The same is true of husbands and wives. Although a woman is married, there is still disobedience and rebellion in her heart. She must put those desires to death and submit to her husband. It is her responsibility, not his.
To justify the idea of mutual submission, preachers quote Ephesians 5:21: “Submit to one another out of reverence for Christ.” They use this verse to interpret the following section on marriage.
But marriage isn’t the only relationship Paul discusses. He says, “Children, obey your parents in the Lord, for this is right” (Ephesians 6:1). He also says, “Slaves, obey your earthly masters with respect and fear” (Ephesians 6:5).

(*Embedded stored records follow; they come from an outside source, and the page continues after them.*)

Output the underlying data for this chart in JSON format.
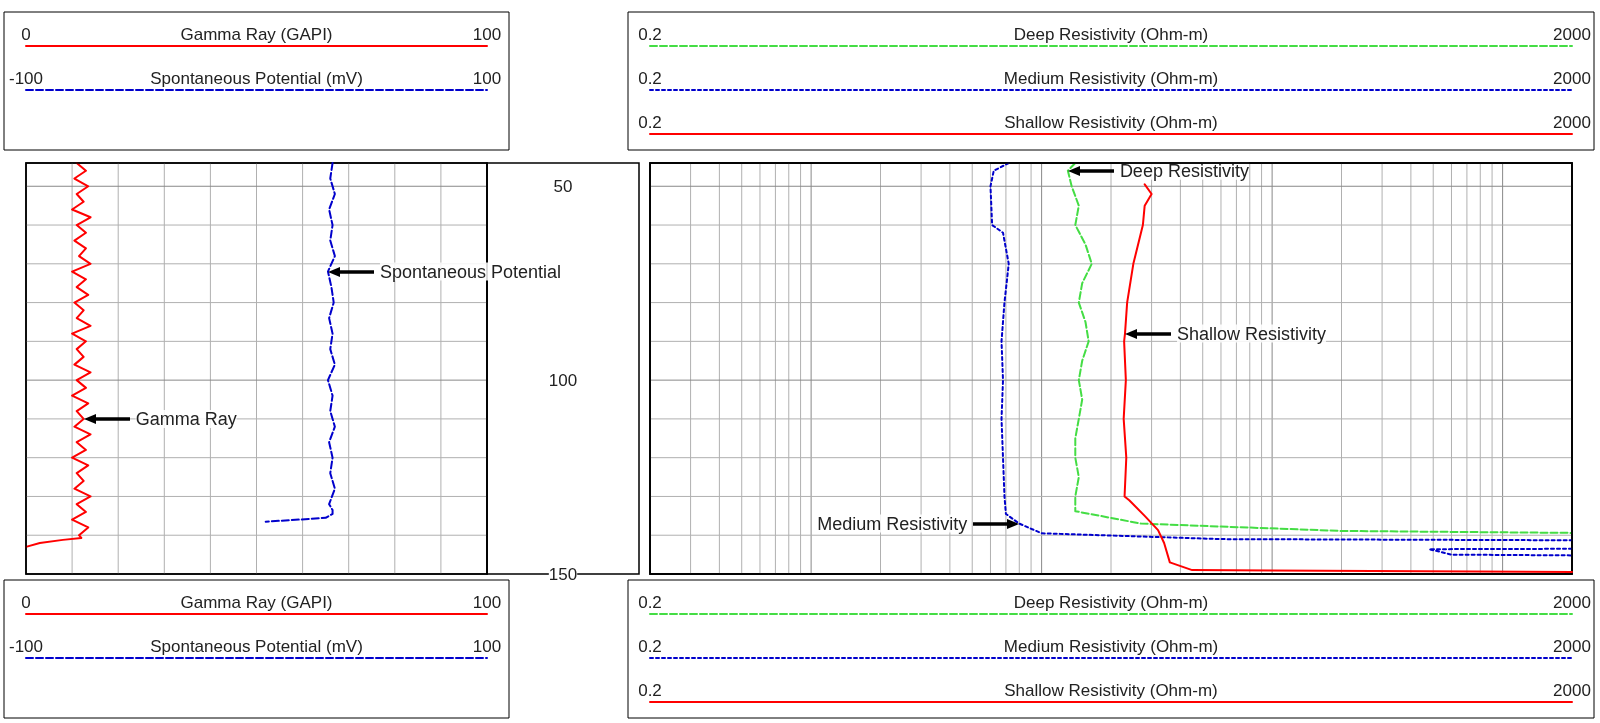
{
  "chart_data": [
    {
      "type": "line",
      "xlim": [
        0,
        100
      ],
      "xticks": [
        0,
        100
      ],
      "xlabel": "Gamma Ray (GAPI)",
      "x2lim": [
        0,
        100
      ],
      "x2ticks": [
        0,
        100
      ],
      "x2label": "Gamma Ray (GAPI)",
      "ylim": [
        150,
        44
      ],
      "yticks": [
        50,
        100,
        150
      ],
      "grid": true,
      "series": [
        {
          "color": "#ff0000",
          "line_style": "solid",
          "x": [
            11,
            13,
            10.5,
            13.5,
            11,
            12.5,
            10,
            14,
            11,
            13,
            10.5,
            13,
            11.5,
            14,
            10,
            13,
            11,
            13.5,
            10.5,
            12.5,
            11,
            14,
            10,
            13,
            11,
            12.5,
            10.5,
            14,
            11,
            13,
            10,
            13.5,
            11,
            12.5,
            10.5,
            14,
            11,
            13,
            10,
            13.5,
            11,
            12.5,
            10.5,
            14,
            11,
            13,
            10,
            13.5,
            11.5,
            12,
            8,
            3,
            0
          ],
          "values": [
            44,
            46,
            48,
            50,
            52,
            54,
            56,
            58,
            60,
            62,
            64,
            66,
            68,
            70,
            72,
            74,
            76,
            78,
            80,
            82,
            84,
            86,
            88,
            90,
            92,
            94,
            96,
            98,
            100,
            102,
            104,
            106,
            108,
            110,
            112,
            114,
            116,
            118,
            120,
            122,
            124,
            126,
            128,
            130,
            132,
            134,
            136,
            138,
            140,
            140.7,
            141.2,
            142,
            143
          ]
        }
      ],
      "annotations": [
        {
          "text": "Gamma Ray",
          "x": 12.5,
          "y": 110
        }
      ]
    },
    {
      "type": "line",
      "xlim": [
        -100,
        100
      ],
      "xticks": [
        -100,
        100
      ],
      "xlabel": "Spontaneous Potential (mV)",
      "x2lim": [
        -100,
        100
      ],
      "x2ticks": [
        -100,
        100
      ],
      "x2label": "Spontaneous Potential (mV)",
      "ylim": [
        150,
        44
      ],
      "tick_labels": "x",
      "series": [
        {
          "color": "#0000cc",
          "line_style": "dashed",
          "x": [
            33,
            32,
            34,
            31.5,
            33,
            32,
            34,
            31,
            32.5,
            33.5,
            31.5,
            33,
            32,
            34,
            31,
            33,
            32,
            34,
            31.5,
            33,
            32,
            34,
            31.5,
            33,
            33,
            30,
            15,
            4
          ],
          "values": [
            44,
            48,
            52,
            56,
            60,
            64,
            68,
            72,
            76,
            80,
            84,
            88,
            92,
            96,
            100,
            104,
            108,
            112,
            116,
            120,
            124,
            128,
            132,
            133.5,
            134.5,
            135.5,
            136.1,
            136.5
          ]
        }
      ],
      "annotations": [
        {
          "text": "Spontaneous Potential",
          "x": 31,
          "y": 72
        }
      ]
    },
    {
      "type": "line",
      "log": "x",
      "xlim": [
        0.2,
        2000
      ],
      "xticks": [
        0.2,
        2000
      ],
      "xlabel": "Deep Resistivity (Ohm-m)",
      "x2lim": [
        0.2,
        2000
      ],
      "x2ticks": [
        0.2,
        2000
      ],
      "x2label": "Deep Resistivity (Ohm-m)",
      "ylim": [
        150,
        44
      ],
      "grid": true,
      "tick_labels": "x",
      "series": [
        {
          "color": "#44dd44",
          "line_style": "dashed",
          "x": [
            14,
            13,
            13.5,
            14.5,
            14,
            15.5,
            16.5,
            15,
            14.5,
            15.5,
            16,
            15,
            14.5,
            15,
            14.5,
            14,
            14,
            14.5,
            14,
            14,
            27,
            200,
            2000
          ],
          "values": [
            44,
            46,
            50,
            55,
            60,
            65,
            70,
            75,
            80,
            85,
            90,
            95,
            100,
            105,
            110,
            115,
            120,
            125,
            130,
            133.8,
            137,
            138.9,
            139.4
          ]
        }
      ],
      "annotations": [
        {
          "text": "Deep Resistivity",
          "x": 13,
          "y": 46
        }
      ]
    },
    {
      "type": "line",
      "log": "x",
      "xlim": [
        0.2,
        2000
      ],
      "xticks": [
        0.2,
        2000
      ],
      "xlabel": "Medium Resistivity (Ohm-m)",
      "x2lim": [
        0.2,
        2000
      ],
      "x2ticks": [
        0.2,
        2000
      ],
      "x2label": "Medium Resistivity (Ohm-m)",
      "ylim": [
        150,
        44
      ],
      "tick_labels": "x",
      "series": [
        {
          "color": "#0000cc",
          "line_style": "dotted",
          "x": [
            7.2,
            6.2,
            6,
            6.1,
            6.8,
            7.2,
            6.9,
            6.7,
            6.8,
            6.7,
            6.8,
            6.9,
            7,
            8,
            10,
            60,
            2000,
            null,
            2000,
            480,
            600,
            2000
          ],
          "values": [
            44,
            46,
            50,
            60,
            62,
            70,
            80,
            90,
            100,
            110,
            120,
            130,
            134.5,
            137,
            139.5,
            141,
            141.3,
            null,
            143.5,
            143.6,
            145,
            145.2
          ]
        }
      ],
      "annotations": [
        {
          "text": "Medium Resistivity",
          "x": 8,
          "y": 137
        }
      ]
    },
    {
      "type": "line",
      "log": "x",
      "xlim": [
        0.2,
        2000
      ],
      "xticks": [
        0.2,
        2000
      ],
      "xlabel": "Shallow Resistivity (Ohm-m)",
      "x2lim": [
        0.2,
        2000
      ],
      "x2ticks": [
        0.2,
        2000
      ],
      "x2label": "Shallow Resistivity (Ohm-m)",
      "ylim": [
        150,
        44
      ],
      "tick_labels": "x",
      "series": [
        {
          "color": "#ff0000",
          "line_style": "solid",
          "x": [
            28,
            30,
            28,
            27.5,
            25,
            23.5,
            23,
            22.8,
            23.2,
            22.7,
            23.3,
            22.9,
            24,
            28,
            32,
            34,
            36,
            45,
            2000
          ],
          "values": [
            49.5,
            52,
            55,
            60,
            70,
            80,
            88,
            90,
            100,
            110,
            120,
            130,
            131,
            135,
            138.7,
            142,
            147,
            149,
            149.5
          ]
        }
      ],
      "annotations": [
        {
          "text": "Shallow Resistivity",
          "x": 23,
          "y": 88
        }
      ]
    }
  ]
}
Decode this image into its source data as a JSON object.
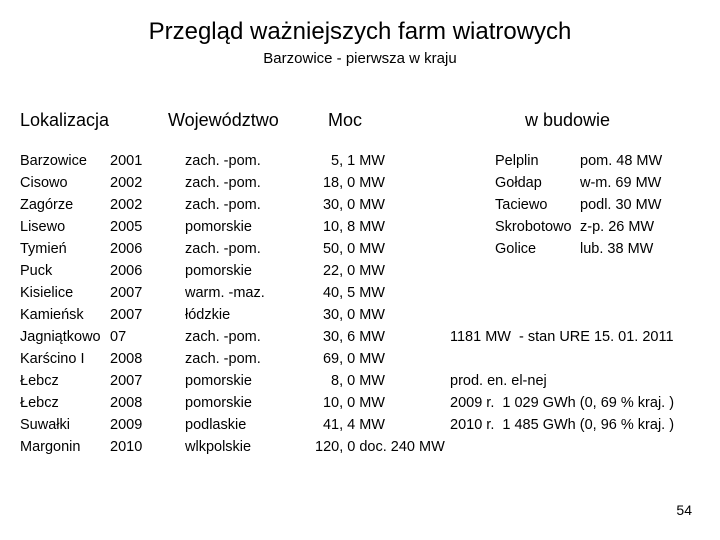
{
  "title": "Przegląd  ważniejszych  farm  wiatrowych",
  "subtitle": "Barzowice - pierwsza w kraju",
  "headers": {
    "h1": "Lokalizacja",
    "h2": "Województwo",
    "h3": "Moc",
    "h4": "w budowie"
  },
  "col1_names": "Barzowice\nCisowo\nZagórze\nLisewo\nTymień\nPuck\nKisielice\nKamieńsk\nJagniątkowo\nKarścino I\nŁebcz\nŁebcz\nSuwałki\nMargonin",
  "col1_years": "2001\n2002\n2002\n2005\n2006\n2006\n2007\n2007\n07\n2008\n2007\n2008\n2009\n2010",
  "col2": "zach. -pom.\nzach. -pom.\nzach. -pom.\npomorskie\nzach. -pom.\npomorskie\nwarm. -maz.\nłódzkie\nzach. -pom.\nzach. -pom.\npomorskie\npomorskie\npodlaskie\nwlkpolskie",
  "col3": "5, 1 MW\n18, 0 MW\n30, 0 MW\n10, 8 MW\n50, 0 MW\n22, 0 MW\n40, 5 MW\n30, 0 MW\n30, 6 MW\n69, 0 MW\n8, 0 MW\n10, 0 MW\n41, 4 MW\n120, 0 doc. 240 MW",
  "build_names": "Pelplin\nGołdap\nTaciewo\nSkrobotowo\nGolice",
  "build_vals": "pom. 48 MW\nw-m. 69 MW\npodl. 30 MW\nz-p. 26 MW\nlub. 38 MW",
  "notes": "1181 MW  - stan URE 15. 01. 2011\n\nprod. en. el-nej\n2009 r.  1 029 GWh (0, 69 % kraj. )\n2010 r.  1 485 GWh (0, 96 % kraj. )",
  "page_number": "54",
  "style": {
    "background_color": "#ffffff",
    "text_color": "#000000",
    "title_fontsize": 24,
    "subtitle_fontsize": 15,
    "header_fontsize": 18,
    "body_fontsize": 14.5,
    "line_height": 22,
    "font_family": "Arial"
  }
}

Why isn’t Ephesians 5:21 applied to these passages as well? Does anyone say parents should submit to their children, or masters should submit to their slaves? No, of course not! It doesn’t make sense for someone to submit to those under their authority. So why should a husband submit to his wife?
Why You Should Submit
God takes our attitude toward our spouse seriously. Peter tells husbands to be considerate and respectful “so that nothing will hinder your prayers” (1 Peter 3:7). He seems to be saying that if we treat our wives harshly, God won’t answer our prayers!
But a wife’s attitude is just as important. Paul tells wives, “Submit to your husbands as to the Lord.” There is a direct connection between a woman’s submission to her husband and her submission to Jesus.
If you won’t submit to your earthly husband, how will you submit to your heavenly Bridegroom? If you won’t submit to your husband, what does this imply about your obedience to Jesus?